Ülkemizde hüküm süren, vicdanları sarsan kimi olay ve oluşumların neredeyse günlük “vakaya” dönüştüğü bir ortamda, siyasal partilerin bütün bu olup bitenlere mesajlarını topluma verdikleri en önemli araç TBMM grup toplantıları oluyor. Bu da, iktidar partileri (AKP-MHP) liderlerinin neredeyse ülkedeki yayın kuruluşlarının tümünde baştan sona canlı, muhalefet partisi liderlerinin ise birkaç muhalif kanalda yayınlanan konuşmalarına biraz daha dikkatle kulak kabartmayı gerektiriyor.

MHP Genel Başkanı Devlet Bahçeli’nin son Meclis grubu konuşmasını bu yaklaşımla izlerken birden şaşırdım ve kulaklarıma inanamadım. Ya yanlış duydum ya da yanlış anladım sandım. Konuşmayı bitirdikten sonra, hemen konuşma metnini aynen yayınlayan yandaş haber portallarına baktım, “orijinal” metni buldum.

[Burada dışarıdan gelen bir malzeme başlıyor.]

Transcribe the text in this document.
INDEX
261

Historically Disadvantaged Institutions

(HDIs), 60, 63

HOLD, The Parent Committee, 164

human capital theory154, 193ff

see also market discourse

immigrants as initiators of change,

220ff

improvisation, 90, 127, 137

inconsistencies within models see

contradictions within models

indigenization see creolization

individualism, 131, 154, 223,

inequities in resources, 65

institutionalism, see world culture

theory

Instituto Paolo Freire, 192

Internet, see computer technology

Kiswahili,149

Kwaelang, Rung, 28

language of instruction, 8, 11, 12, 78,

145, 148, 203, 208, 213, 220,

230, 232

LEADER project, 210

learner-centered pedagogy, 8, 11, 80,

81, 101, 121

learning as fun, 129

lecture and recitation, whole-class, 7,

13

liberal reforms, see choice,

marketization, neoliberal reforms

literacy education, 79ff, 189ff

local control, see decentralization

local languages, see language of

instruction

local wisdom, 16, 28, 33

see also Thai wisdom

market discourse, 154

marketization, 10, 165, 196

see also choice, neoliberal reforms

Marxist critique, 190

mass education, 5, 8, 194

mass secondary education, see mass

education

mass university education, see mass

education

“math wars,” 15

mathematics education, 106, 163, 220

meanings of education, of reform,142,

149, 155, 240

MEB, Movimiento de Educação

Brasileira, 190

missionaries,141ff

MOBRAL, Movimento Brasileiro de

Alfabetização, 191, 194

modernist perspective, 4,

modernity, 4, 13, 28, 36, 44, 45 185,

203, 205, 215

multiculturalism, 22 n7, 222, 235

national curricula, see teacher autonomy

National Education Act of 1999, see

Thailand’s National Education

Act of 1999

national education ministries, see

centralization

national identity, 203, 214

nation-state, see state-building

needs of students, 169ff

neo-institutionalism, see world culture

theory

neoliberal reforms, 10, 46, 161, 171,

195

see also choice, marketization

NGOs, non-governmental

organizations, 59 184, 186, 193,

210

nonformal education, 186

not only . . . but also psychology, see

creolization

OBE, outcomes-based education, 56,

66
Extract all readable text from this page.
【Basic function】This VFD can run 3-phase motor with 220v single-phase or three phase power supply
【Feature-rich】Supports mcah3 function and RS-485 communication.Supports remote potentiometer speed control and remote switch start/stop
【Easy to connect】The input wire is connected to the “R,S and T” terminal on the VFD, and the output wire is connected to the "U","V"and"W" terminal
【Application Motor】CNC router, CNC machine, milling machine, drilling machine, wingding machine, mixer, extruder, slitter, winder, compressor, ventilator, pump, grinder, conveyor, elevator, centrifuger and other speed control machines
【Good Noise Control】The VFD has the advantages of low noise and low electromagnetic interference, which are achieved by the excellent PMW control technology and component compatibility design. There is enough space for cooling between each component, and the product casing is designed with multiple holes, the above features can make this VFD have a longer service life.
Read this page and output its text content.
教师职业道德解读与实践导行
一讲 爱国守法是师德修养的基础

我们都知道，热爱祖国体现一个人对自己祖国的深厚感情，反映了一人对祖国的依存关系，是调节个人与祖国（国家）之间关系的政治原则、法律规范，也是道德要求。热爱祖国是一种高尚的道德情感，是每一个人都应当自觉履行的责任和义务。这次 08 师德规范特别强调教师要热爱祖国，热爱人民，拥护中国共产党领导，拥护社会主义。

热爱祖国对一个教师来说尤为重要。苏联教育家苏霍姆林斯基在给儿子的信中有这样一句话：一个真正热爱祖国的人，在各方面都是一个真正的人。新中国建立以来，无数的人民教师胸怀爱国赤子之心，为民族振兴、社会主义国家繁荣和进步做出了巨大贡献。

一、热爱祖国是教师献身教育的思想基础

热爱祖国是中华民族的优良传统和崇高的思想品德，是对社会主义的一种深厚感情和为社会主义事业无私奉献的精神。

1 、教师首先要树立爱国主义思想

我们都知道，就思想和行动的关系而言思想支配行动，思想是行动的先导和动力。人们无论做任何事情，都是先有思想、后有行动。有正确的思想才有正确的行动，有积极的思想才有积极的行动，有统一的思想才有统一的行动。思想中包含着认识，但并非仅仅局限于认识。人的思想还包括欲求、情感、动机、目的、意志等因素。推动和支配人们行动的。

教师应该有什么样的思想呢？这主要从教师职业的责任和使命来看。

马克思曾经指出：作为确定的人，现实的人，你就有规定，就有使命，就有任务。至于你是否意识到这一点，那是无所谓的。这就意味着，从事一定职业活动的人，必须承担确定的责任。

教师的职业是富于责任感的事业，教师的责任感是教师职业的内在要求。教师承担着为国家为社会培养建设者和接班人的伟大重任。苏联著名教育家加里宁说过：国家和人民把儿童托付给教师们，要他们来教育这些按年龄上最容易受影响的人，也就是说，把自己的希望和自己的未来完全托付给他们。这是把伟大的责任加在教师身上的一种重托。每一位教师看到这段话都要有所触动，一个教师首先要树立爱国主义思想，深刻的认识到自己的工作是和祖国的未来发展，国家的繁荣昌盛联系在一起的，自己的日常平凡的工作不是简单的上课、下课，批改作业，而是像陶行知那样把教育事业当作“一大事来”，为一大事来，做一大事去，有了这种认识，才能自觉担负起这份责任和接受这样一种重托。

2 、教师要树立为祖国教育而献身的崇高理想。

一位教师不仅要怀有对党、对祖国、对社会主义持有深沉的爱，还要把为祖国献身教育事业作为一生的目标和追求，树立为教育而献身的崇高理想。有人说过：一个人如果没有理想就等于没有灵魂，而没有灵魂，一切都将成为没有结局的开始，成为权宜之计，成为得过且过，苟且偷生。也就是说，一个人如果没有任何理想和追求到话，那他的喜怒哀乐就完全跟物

Mevcut iktidarın ikinci ortağı, MHP genel başkanı konuşmasının sonuna doğru, “Hedefimiz” diye noktalı virgüllü bir başlık açıyor ve onun altında da madde madde hedeflerini sıralıyordu:

“- Dağlarında teröristlerin, meydanlarında bölücülerin, ovalarında sivil maskeli terör maşalarının cirit atmadığı,

- Yoksulluk, açlık, işsizlik ve sefaletin Türk milleti için bir kader olmadığı,

- Emeğinin ve alın terinin karşılığını alamayan işçi, memur, esnaf, köylü ve çiftçinin kalmadığı,

- Kanunsuzluğun kol gezmediği, kadına şiddetin, hırsızlığın, gasp ve kapkaççılığın sokaklarına hakim olmadığı,

- Vurguncuların ve soyguncuların milli kaynaklarını ve servetlerini talan etmediği,

- Okullarına toplumsal şiddetin, uyuşturucu illetinin ve ahlaki çöküntünün girmediği,

- Milli değer ve hassasiyetlerinin saygı gördüğü, milli çıkarlarının siyaset tüccarları tarafından peşkeş çekilmediği,

- Avrupa Birliği komiserlerinin tepeden bakamadığı,

- Türk milletinin hor ve hakir görülmediği,

- Etnik köken, dil ve din farklılıklarına bakılmaksızın bütün evlatlarımızın, Türk milletinin eşit ve onurlu bireyleri olarak huzur, güven, refah ve mutluluk içinde bir arada kardeşçe yaşayacağı bir Türkiye’dir ve Türk Devri’dir.”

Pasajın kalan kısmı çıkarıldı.